Economic history is full of companies that didn't disappear because they ignored a technology, but because they underestimated the model change it brought. Kodak knew about digital and even invented it in 1975. Blockbuster knew about the Internet. Nokia knew about smartphones. The problem was not the absence of information.
The problem was believing that the world would continue to function as before without taking into account an underlying trend. The fear of "missing the boat" is therefore not irrational.
AI has also become an attractiveness factor. Yesterday, some companies displayed agility everywhere to recruit. Today, many highlight AI.
Sometimes as a marketing argument. Sometimes because they have truly engaged in the transformation. And talents look at this with attention.
The problem is not the technology, but the intention
In reality, we observe the same pattern at every revolution.
We quickly copy visible practices. But the benefit doesn't come only from AI but from its integration into a favorable environment (Example of GitHub / Microsoft Copilot).
Then, we quickly demand financial results or immediate production gains.
At every revolution, we reproduce the same reflex. We adopt a new technology and then immediately ask it for financial results. The Internet was supposed to generate profit by the end of the 1990s. The Cloud was supposed to lower costs from the first year. Agility was supposed to instantly increase productivity. Today, AI must reduce headcounts while increasing production. Yet, the most successful transformations have rarely started with a cost reduction goal. They started with a clear ambition, and then economic results arrived as a consequence of that ambition.
Klarna first highlighted impressive gains ($40M savings in recruitment) achieved through AI and automation of customer interactions, then hired humans again in the face of a surge in customer complaints (reference). The choice of indicators for the transition to more AI should have included a quality measure, and then the transition could probably have been done more slowly: prioritizing medium/long-term gain over immediate profit.
The greatest successes were rarely born from a single goal of immediate profitability.
- The iPhone was not designed to optimize a financial ratio. The ambition was to reinvent the smartphone experience.
- AWS was not born as a strategic plan intended to become a major business. Originally, Amazon was first looking to solve its own infrastructure problems. Financial results came later.
They were the consequence of ambition. Not the ambition itself.
With AI, we must also avoid another trap: survivor bias.
We see the companies that tell of their success (cf. the example of Klarna above).

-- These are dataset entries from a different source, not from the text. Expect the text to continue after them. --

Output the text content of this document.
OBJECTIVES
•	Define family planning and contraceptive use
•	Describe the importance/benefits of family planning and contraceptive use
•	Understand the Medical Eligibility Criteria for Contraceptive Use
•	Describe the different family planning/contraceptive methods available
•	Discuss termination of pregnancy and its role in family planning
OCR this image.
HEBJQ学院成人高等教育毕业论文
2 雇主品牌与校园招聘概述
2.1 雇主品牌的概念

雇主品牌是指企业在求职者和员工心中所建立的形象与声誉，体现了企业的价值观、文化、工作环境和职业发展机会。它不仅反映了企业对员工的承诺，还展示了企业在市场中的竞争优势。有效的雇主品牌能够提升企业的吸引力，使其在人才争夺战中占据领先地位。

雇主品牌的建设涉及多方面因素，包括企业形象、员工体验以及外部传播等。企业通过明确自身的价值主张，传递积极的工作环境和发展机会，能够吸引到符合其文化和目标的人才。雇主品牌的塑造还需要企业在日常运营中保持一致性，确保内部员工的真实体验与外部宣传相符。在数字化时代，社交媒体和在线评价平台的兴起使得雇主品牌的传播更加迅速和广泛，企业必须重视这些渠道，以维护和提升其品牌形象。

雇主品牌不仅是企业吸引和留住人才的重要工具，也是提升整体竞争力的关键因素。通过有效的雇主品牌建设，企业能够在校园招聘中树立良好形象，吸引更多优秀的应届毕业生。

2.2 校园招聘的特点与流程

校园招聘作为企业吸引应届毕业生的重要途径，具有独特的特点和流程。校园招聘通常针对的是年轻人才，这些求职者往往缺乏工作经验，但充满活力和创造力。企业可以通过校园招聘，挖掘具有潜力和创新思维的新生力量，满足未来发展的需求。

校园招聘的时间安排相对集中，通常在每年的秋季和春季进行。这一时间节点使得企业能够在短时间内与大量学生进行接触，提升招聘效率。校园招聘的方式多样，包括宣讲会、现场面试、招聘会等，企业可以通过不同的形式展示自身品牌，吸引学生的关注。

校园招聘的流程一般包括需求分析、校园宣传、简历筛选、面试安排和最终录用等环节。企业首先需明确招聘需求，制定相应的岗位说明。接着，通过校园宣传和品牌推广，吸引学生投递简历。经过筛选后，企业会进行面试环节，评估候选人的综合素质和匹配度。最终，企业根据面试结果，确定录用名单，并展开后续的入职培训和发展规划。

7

We see the conferences and case studies published after a few months of practice.
We see and believe the storytelling.
But we rarely see:
- abandoned experiments;
- investments not recouped;
- stopped projects;
- promises that never materialized.
As in many current topics, sensational information is widely shared and commented on for a period; its update, if more ordinary, is often crushed by another sensational piece of information.
Conclusion
The risk is not experimenting with AI.
The risk is believing in the chimera of immediate gain. We fall back into the cargo cult in this last expectation, by the way.
Replacing part of salary costs with a technology without having evaluated its real cost, its organizational impact, and its return on investment can lead to the same disillusions as all previous revolutions.
We have the right to be wrong; we even have an interest in experimenting: thanks to the speed of AI implementation, we will even be able to realize it more quickly with a well-implemented Lean and Product approach.
But before asking for results, let's set a course:
- A clear ambition.
- A direction.
- A purpose for the transformation.
Because a successful transition does not consist of copying a neighboring company's landing strip.
It consists of understanding why planes land there.
And you, what course do you want to give to AI in your organization: reduce costs, increase created value, or reinvent your way of working?